How We Got Malachi.  In both Hebrew and Greek there was a separate big scroll called “the Scroll of the Twelve [Prophets].”  This scroll, about the size of the big Isaiah scroll found in the Dead Sea Scrolls, contained smaller collections of prophetic oracles from such as Hosea, Amos, Micah, etc., but also included a short story about a prophet – the story of Jonah. 
At the end of this scroll there were three prophetic pamphlets, all beginning, “A burden:  the word of Yahweh to/concerning...”  Each pamphlet is headed by the Hebrew technical term “burden.”  This is the Hebrew word massā’, translated “burden” in the King James Version, but more recently as “oracle” (RSV, NRSV, ESV), “prophecy” (NIV 2011ed), “message” (NJB), or “pronouncement” (CEV).  The word literally means a load, something lifted, something picked up and carried, thus, metaphorically a message carried to someone else.  The word is so used many times in the scroll of Isaiah. 
These three pamphlets headed “burden” followed the original collection of Zechariah oracles (Zechariah 1-8).  The first two pamphlets (now Zechariah 9-11 and Zechariah 12-14) came to be treated as continuations of Zechariah, though they are very different in content from Zechariah’s original prophecies.  Modern scholars call these first two pamphlets Deutero-Zechariah, the second “book” of Zechariah. 
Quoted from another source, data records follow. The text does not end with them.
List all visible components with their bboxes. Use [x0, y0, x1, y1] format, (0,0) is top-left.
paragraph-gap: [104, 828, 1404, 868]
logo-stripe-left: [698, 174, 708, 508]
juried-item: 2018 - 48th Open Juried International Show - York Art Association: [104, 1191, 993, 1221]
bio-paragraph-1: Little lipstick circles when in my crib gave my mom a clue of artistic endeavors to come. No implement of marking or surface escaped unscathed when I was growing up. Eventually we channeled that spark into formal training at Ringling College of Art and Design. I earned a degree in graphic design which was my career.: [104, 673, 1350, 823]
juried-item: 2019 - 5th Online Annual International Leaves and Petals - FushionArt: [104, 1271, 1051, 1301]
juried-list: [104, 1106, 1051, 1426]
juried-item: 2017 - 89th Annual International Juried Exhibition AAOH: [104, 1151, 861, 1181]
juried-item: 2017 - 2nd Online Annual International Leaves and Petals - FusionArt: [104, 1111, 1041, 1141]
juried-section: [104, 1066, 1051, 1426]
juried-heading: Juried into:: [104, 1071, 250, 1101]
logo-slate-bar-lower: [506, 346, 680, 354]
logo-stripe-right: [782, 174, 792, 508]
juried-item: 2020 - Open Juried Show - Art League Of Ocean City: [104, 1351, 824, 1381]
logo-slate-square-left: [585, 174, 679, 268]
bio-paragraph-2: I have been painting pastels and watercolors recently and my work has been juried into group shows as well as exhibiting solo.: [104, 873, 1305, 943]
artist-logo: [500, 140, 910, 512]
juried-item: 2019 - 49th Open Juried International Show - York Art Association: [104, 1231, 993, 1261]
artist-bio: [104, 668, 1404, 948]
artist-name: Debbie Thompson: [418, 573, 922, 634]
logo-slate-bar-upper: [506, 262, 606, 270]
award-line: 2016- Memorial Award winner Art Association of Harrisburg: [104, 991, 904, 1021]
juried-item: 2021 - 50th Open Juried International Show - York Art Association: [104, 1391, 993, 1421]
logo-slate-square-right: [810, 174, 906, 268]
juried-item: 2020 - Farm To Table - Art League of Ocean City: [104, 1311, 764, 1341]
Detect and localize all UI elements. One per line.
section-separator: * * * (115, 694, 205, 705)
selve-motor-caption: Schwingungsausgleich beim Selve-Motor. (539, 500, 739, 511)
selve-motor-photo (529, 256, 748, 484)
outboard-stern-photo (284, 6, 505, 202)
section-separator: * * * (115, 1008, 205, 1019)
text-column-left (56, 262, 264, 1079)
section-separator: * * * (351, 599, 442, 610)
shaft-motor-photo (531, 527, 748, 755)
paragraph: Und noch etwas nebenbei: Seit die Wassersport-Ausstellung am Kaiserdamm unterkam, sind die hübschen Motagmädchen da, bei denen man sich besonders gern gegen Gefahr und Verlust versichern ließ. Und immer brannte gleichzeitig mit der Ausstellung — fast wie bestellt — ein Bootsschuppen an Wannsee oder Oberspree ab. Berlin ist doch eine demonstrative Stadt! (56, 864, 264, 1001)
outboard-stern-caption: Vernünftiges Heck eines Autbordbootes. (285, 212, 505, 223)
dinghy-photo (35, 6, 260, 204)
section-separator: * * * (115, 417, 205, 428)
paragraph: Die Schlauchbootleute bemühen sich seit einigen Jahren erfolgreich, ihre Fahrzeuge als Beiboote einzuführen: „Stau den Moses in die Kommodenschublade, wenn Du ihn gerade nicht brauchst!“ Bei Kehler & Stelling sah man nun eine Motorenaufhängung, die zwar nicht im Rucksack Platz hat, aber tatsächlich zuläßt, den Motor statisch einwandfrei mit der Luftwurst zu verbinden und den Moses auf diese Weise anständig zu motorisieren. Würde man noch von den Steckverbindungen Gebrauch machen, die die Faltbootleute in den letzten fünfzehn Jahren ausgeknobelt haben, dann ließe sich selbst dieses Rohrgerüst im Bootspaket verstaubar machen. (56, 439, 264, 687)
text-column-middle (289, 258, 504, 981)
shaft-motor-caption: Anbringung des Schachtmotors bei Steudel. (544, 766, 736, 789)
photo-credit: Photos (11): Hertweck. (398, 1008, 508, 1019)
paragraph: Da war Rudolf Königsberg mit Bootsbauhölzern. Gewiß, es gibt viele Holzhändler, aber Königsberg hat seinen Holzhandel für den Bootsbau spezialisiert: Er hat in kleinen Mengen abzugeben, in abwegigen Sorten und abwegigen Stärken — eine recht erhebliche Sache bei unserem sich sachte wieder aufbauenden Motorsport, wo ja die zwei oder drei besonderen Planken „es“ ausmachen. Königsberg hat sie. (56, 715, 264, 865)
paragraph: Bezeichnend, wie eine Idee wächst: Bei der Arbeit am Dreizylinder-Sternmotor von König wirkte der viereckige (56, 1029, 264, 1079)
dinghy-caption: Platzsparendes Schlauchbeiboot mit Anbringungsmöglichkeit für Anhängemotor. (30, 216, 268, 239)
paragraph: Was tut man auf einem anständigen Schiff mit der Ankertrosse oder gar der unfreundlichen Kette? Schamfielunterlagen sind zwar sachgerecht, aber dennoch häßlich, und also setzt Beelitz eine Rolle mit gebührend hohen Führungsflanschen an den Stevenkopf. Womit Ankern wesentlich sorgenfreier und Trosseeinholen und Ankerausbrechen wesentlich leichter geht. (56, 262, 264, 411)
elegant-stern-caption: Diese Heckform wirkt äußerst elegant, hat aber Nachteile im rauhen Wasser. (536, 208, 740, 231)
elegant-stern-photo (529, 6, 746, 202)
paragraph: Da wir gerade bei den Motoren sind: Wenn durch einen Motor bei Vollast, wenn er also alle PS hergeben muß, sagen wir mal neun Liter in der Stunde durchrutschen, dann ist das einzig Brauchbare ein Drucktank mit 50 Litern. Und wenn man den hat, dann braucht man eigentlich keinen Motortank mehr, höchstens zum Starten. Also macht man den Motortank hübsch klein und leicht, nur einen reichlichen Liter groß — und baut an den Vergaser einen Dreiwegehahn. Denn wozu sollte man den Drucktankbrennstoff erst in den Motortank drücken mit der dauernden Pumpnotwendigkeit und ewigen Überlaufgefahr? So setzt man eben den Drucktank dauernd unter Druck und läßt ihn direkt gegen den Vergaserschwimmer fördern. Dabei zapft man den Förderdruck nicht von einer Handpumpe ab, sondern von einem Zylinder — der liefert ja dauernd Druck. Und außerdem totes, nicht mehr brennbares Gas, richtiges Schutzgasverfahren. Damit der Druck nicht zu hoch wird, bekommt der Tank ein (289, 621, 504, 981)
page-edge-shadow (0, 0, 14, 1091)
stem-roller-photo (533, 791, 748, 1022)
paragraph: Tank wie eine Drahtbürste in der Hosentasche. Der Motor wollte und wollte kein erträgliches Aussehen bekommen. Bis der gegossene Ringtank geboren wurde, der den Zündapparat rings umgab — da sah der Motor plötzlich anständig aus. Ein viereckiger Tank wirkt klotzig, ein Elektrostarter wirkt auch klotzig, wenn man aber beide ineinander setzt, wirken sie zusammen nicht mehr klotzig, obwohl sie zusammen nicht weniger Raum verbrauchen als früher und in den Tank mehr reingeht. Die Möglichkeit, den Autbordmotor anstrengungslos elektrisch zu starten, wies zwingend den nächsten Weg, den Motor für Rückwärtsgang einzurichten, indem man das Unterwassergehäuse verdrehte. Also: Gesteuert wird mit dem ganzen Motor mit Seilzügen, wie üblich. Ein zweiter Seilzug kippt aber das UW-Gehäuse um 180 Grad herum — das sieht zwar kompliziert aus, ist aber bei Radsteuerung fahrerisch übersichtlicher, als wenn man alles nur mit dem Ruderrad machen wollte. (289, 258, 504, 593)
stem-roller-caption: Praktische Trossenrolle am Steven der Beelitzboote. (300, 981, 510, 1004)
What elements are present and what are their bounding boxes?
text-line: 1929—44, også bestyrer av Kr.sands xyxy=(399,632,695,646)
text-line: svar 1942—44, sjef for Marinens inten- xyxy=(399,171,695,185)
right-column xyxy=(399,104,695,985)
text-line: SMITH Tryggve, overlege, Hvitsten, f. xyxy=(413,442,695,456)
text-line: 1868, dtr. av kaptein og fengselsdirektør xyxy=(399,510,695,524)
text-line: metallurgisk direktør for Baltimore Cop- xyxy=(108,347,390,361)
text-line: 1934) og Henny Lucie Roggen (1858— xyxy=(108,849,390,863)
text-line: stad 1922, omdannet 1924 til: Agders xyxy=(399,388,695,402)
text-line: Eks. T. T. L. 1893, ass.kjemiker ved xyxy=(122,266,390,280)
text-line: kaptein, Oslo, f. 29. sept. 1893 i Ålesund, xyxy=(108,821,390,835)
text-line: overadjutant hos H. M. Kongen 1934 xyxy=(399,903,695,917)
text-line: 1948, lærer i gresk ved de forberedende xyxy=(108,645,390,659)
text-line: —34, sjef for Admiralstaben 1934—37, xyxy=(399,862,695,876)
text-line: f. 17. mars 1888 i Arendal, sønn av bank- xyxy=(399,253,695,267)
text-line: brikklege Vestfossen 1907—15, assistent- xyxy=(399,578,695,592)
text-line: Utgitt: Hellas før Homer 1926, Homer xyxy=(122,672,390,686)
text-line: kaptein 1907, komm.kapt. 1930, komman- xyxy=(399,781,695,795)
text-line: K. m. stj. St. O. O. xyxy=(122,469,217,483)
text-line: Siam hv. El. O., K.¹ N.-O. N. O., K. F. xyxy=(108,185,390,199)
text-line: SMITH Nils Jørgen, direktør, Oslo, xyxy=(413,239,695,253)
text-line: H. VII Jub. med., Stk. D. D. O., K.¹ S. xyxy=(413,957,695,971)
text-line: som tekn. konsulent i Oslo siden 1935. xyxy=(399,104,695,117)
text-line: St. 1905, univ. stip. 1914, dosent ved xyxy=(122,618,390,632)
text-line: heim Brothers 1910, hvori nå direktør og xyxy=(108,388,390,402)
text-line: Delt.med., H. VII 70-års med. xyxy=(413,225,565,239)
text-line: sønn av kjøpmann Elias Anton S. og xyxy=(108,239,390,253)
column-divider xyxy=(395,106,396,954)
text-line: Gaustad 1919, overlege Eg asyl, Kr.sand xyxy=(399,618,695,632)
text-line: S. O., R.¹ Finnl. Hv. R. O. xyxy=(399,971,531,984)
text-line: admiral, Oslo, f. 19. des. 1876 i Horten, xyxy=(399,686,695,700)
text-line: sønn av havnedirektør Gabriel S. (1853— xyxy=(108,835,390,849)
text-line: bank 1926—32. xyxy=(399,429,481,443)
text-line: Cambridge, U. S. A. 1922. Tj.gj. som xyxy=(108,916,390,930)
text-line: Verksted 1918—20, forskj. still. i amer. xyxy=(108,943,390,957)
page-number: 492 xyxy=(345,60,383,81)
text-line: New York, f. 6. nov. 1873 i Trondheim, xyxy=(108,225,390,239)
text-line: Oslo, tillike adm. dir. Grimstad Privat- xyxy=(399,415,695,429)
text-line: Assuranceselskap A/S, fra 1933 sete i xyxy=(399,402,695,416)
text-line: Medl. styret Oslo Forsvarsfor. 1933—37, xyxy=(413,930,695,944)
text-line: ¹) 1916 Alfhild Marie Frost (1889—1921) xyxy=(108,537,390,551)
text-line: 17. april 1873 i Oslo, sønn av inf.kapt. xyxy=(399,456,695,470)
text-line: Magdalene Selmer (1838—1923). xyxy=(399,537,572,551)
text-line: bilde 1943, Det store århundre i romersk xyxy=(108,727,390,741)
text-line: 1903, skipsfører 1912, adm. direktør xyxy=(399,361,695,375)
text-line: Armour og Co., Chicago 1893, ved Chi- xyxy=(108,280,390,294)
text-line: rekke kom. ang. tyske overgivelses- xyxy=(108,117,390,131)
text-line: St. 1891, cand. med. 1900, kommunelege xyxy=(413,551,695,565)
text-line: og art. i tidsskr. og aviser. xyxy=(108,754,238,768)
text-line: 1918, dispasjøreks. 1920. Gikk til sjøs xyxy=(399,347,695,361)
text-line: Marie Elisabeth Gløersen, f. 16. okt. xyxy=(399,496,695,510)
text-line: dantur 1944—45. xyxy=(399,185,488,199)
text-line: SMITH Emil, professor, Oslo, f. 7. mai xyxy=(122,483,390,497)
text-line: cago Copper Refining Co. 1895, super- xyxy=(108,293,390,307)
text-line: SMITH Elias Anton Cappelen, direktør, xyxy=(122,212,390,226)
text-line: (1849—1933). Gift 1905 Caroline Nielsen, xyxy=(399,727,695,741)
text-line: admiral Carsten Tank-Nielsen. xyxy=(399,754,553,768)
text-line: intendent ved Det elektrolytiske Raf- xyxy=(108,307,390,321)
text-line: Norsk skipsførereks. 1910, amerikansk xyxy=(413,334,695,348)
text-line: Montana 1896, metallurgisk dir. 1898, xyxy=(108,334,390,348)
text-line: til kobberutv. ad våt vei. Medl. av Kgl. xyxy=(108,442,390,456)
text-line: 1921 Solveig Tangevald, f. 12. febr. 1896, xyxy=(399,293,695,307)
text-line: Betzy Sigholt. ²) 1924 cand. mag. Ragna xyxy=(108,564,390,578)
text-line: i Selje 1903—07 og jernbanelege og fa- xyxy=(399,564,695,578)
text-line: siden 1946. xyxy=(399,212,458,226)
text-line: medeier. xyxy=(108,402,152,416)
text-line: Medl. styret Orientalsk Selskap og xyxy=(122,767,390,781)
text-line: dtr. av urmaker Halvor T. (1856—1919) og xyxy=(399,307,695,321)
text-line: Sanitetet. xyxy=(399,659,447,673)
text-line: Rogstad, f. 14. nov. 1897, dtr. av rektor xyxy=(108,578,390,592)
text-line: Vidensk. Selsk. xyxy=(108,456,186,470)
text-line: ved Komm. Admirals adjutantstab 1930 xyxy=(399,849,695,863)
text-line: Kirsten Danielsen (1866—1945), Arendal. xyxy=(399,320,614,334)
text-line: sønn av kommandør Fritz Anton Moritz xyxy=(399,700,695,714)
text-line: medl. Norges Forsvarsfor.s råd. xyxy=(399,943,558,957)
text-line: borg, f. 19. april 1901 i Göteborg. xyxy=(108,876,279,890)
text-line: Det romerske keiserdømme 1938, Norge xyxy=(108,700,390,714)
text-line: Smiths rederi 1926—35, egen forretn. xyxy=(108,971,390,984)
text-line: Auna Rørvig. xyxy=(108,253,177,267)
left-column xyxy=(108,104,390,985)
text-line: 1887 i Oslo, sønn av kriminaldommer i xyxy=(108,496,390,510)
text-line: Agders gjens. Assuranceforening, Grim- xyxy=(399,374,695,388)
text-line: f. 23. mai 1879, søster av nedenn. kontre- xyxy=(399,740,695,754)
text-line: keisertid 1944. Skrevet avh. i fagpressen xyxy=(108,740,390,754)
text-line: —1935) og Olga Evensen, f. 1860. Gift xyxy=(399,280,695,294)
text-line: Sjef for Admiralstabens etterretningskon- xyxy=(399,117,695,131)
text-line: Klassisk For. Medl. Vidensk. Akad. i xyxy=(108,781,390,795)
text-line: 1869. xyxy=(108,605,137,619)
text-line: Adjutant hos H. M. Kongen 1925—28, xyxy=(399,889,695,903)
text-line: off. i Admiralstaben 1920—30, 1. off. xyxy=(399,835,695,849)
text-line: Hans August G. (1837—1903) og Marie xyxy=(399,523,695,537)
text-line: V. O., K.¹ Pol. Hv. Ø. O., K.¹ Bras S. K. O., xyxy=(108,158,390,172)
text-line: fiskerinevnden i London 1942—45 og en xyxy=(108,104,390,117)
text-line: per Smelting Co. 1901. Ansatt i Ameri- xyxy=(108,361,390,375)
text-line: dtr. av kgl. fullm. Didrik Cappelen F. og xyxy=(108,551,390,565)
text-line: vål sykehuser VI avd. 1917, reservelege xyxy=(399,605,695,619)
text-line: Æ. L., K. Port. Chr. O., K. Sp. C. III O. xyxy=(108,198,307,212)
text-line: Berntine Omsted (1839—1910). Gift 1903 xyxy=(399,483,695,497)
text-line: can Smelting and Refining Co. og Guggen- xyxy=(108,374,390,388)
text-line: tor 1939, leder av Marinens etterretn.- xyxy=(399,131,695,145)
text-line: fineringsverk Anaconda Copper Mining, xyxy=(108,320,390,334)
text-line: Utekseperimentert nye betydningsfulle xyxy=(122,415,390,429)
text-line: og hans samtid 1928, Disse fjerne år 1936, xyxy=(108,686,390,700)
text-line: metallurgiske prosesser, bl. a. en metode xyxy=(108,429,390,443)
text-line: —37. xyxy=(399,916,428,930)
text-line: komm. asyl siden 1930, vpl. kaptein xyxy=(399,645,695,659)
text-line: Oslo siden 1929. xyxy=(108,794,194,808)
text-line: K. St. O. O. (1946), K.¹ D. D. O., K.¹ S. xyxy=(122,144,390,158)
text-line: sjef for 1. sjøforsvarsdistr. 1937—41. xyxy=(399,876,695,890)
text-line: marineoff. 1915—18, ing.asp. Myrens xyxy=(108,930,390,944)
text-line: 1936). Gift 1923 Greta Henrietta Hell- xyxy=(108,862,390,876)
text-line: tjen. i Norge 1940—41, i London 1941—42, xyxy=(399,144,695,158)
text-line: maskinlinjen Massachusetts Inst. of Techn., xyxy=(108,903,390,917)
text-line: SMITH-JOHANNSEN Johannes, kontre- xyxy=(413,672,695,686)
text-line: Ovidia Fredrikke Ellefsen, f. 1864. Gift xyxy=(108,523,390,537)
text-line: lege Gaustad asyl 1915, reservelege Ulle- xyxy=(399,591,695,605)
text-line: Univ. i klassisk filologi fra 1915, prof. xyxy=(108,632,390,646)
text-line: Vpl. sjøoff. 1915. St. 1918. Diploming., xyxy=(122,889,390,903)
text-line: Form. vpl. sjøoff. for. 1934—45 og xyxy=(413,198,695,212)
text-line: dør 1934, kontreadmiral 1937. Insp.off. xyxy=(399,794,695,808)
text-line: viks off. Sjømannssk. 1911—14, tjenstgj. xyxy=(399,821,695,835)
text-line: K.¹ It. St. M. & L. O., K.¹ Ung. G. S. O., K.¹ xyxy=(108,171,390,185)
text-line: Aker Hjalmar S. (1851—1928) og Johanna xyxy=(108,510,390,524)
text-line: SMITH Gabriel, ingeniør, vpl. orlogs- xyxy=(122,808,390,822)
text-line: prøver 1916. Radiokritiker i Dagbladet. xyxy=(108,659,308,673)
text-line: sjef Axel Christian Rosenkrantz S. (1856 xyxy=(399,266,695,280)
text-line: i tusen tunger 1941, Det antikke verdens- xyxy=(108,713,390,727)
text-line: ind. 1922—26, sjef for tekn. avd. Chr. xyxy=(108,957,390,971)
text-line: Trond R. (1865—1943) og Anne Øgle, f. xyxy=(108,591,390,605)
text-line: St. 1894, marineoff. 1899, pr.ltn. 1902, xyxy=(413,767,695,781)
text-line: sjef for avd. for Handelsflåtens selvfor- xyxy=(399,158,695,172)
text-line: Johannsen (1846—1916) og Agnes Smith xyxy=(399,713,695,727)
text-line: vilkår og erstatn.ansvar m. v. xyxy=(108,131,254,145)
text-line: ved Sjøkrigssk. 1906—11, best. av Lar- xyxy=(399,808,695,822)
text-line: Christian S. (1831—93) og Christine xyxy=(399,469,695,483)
The third pamphlet had the heading, “Burden:  the word of Yahweh to Israel by the hand of my messenger.”  “My messenger” in Hebrew is mal’ākî, which, after going through Greek and Latin, became “Malachi” in Modern English. 

(The Greek translation of the heading of the pamphlet is, “Burden of the word of the Lord concerning Israel by the hand of his angel.”  Greek angelos means “messenger,” but this Greek translation would have the prophet named “Malacho” [his messenger] rather than Malachi [my messenger].)  

The heading of this third pamphlet, therefore, does not contain a proper name.  “My messenger” is a title, not a name – until later pious folks needed it to be a name.  It was then decided that this whole pamphlet was a separate prophecy by someone named Malachi.  

This process of turning the title into a name probably happened when it was decided that the big scroll contained the writings of exactly TWELVE prophets.  The last pamphlet was peeled off to be the twelfth “book” of the scroll.  That probably happened sometime between 350 and 200 BCE, between the old Hebrew version and the Greek translation. 

Thus the “book” of Malachi is actually an anonymous pamphlet that was added to the other “minor” (that is, “small”) prophetic scrolls to make up the “twelve” someone had decided was the number needed.  

This pamphlet has its own character and historical setting (a century or so after the exile), addressed to a time when the temple service had degenerated and some social evils (like divorce) had appeared.  Such conditions were present in Judah before the reforms of Ezra and Nehemiah, which began around 450 BCE.